Food will always be an issues for me, trying to find a type in any area that I will enjoy—or at least keep down. After certain experiences, I have found myself unwilling to branch out and try new foods, but several times, I have been pleasantly surprised at what I have found to enjoy.

Slim Pickin's

If I were a betting woman, I would without a doubt put some money on the fact that I will be and will remain one of the pickiest eaters that you will have ever met. I eat only bland foods, with very few exceptions, and my friends comment on a regular basis that everything I eat is some shade of tan. My favorite food is some form of chicken, but I don't like anything on it—no tomatoes, no sauces, nothing. And when I head to a friends house, I feel like I need to inform them that I don't eat hamburger, other beef, or just red meat in general. Most people say I am just stubborn, but I honestly cannot stomach most foods.

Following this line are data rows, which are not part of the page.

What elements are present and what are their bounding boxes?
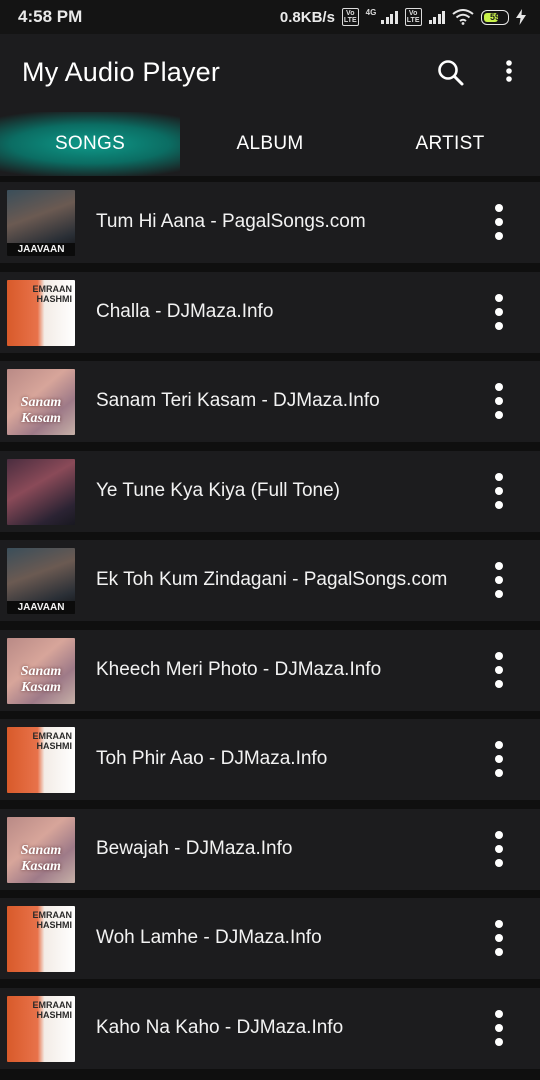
- net-speed: 0.8KB/s: [279, 8, 335, 26]
- album-art-label: JAAVAAN: [7, 601, 75, 614]
- album-art: EMRAAN HASHMI: [7, 727, 75, 793]
- song-row[interactable]: EMRAAN HASHMI Kaho Na Kaho - DJMaza.Info: [0, 987, 540, 1069]
- song-title: Bewajah - DJMaza.Info: [96, 837, 293, 859]
- album-art: EMRAAN HASHMI: [7, 906, 75, 972]
- status-time: 4:58 PM: [18, 7, 83, 26]
- album-art-label: EMRAAN HASHMI: [32, 910, 73, 930]
- album-art: JAAVAAN: [7, 190, 75, 256]
- song-row[interactable]: EMRAAN HASHMI Challa - DJMaza.Info: [0, 271, 540, 353]
- tab-songs[interactable]: SONGS: [0, 112, 180, 176]
- search-button[interactable]: [434, 56, 468, 90]
- network-type: 4G: [365, 7, 377, 17]
- song-row[interactable]: EMRAAN HASHMI Toh Phir Aao - DJMaza.Info: [0, 719, 540, 800]
- song-title: Kheech Meri Photo - DJMaza.Info: [96, 658, 382, 680]
- album-art-label: JAAVAAN: [7, 243, 75, 256]
- song-row[interactable]: Ye Tune Kya Kiya (Full Tone): [0, 450, 540, 532]
- album-art: [7, 458, 75, 525]
- battery-icon: 59: [481, 9, 509, 25]
- more-vert-icon[interactable]: [488, 471, 510, 511]
- charging-icon: [516, 9, 526, 25]
- song-title: Ek Toh Kum Zindagani - PagalSongs.com: [96, 569, 448, 590]
- volte-icon: Vo LTE: [341, 8, 359, 26]
- album-art: Sanam Kasam: [7, 637, 75, 704]
- search-icon: [438, 60, 464, 86]
- song-title: Tum Hi Aana - PagalSongs.com: [96, 211, 366, 232]
- song-title: Ye Tune Kya Kiya (Full Tone): [96, 479, 340, 501]
- album-art-label: Sanam Kasam: [20, 663, 62, 695]
- album-art-label: EMRAAN HASHMI: [32, 999, 73, 1020]
- song-title: Toh Phir Aao - DJMaza.Info: [96, 748, 328, 769]
- more-vert-icon[interactable]: [488, 739, 510, 779]
- song-row[interactable]: Sanam Kasam Kheech Meri Photo - DJMaza.I…: [0, 629, 540, 711]
- album-art: EMRAAN HASHMI: [7, 279, 75, 346]
- album-art-label: EMRAAN HASHMI: [32, 731, 73, 751]
- signal-icon-2: [428, 10, 445, 24]
- album-art-label: EMRAAN HASHMI: [32, 283, 73, 304]
- song-row[interactable]: EMRAAN HASHMI Woh Lamhe - DJMaza.Info: [0, 898, 540, 979]
- song-title: Sanam Teri Kasam - DJMaza.Info: [96, 390, 380, 411]
- signal-icon: [381, 10, 398, 24]
- song-title: Woh Lamhe - DJMaza.Info: [96, 927, 322, 948]
- song-title: Challa - DJMaza.Info: [96, 300, 274, 322]
- album-art: EMRAAN HASHMI: [7, 995, 75, 1062]
- album-art-label: Sanam Kasam: [20, 842, 62, 874]
- tab-artist[interactable]: ARTIST: [360, 112, 540, 176]
- album-art: JAAVAAN: [7, 548, 75, 614]
- more-vert-icon[interactable]: [488, 381, 510, 421]
- album-art: Sanam Kasam: [7, 369, 75, 435]
- song-row[interactable]: Sanam Kasam Bewajah - DJMaza.Info: [0, 808, 540, 890]
- overflow-menu-button[interactable]: [498, 56, 520, 90]
- more-vert-icon[interactable]: [488, 202, 510, 242]
- battery-level: 59: [489, 12, 500, 22]
- album-art-label: Sanam Kasam: [20, 395, 62, 426]
- album-art: Sanam Kasam: [7, 816, 75, 883]
- more-vert-icon[interactable]: [488, 292, 510, 332]
- more-vert-icon[interactable]: [488, 650, 510, 690]
- more-vert-icon[interactable]: [488, 560, 510, 600]
- status-indicators: 0.8KB/s Vo LTE 4G Vo LTE 59: [280, 6, 526, 28]
- song-row[interactable]: JAAVAAN Ek Toh Kum Zindagani - PagalSong…: [0, 540, 540, 621]
- app-bar: My Audio Player: [0, 34, 540, 112]
- status-bar: 4:58 PM 0.8KB/s Vo LTE 4G Vo LTE 59: [0, 0, 540, 34]
- more-vert-icon[interactable]: [488, 918, 510, 958]
- song-title: Kaho Na Kaho - DJMaza.Info: [96, 1016, 344, 1038]
- more-vert-icon: [506, 60, 512, 82]
- song-row[interactable]: Sanam Kasam Sanam Teri Kasam - DJMaza.In…: [0, 361, 540, 442]
- wifi-icon: [452, 9, 474, 25]
- tab-bar: SONGS ALBUM ARTIST: [0, 112, 540, 176]
- volte-icon-2: Vo LTE: [404, 8, 422, 26]
- more-vert-icon[interactable]: [488, 1008, 510, 1048]
- tab-album[interactable]: ALBUM: [180, 112, 360, 176]
- more-vert-icon[interactable]: [488, 829, 510, 869]
- song-row[interactable]: JAAVAAN Tum Hi Aana - PagalSongs.com: [0, 182, 540, 263]
- app-title: My Audio Player: [22, 57, 221, 87]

Being such a difficult eater has led to so many issues with me, specifically when it comes to traveling at all. In a smaller scale, as I stated above, history has shown that my friends' families feel the need to cook around my specific palate of food. This has truly led to some instances where I have felt like an extreme inconvenience to my friends and their families. Also, just as Meg Ryan's character in “When Harry met Sally,” “on-the-side” is a very big thing for me; either on-the-side or completely left off is the way to go for me.

In an even more personal note, this picky eating that I can't seem to control, has made it truly difficult when I travel to different regions, such as New Orleans, or the different country that I have been able to spend three weeks in, Panama. New Orleans was very easy to deal with because of the fact that the team that I was with would eat at the church, which had packaged, bland foods, and when went out into the city, we would mostly eat at restaurants that would serve to order.

Being picky is not a real choice for me, I do not have much control over it. It has caused several different obstacles when I travel and it is a unique way to slow down someone or cause them to be a little hesitant to go to a certain area because of the intimidating foods that will await them.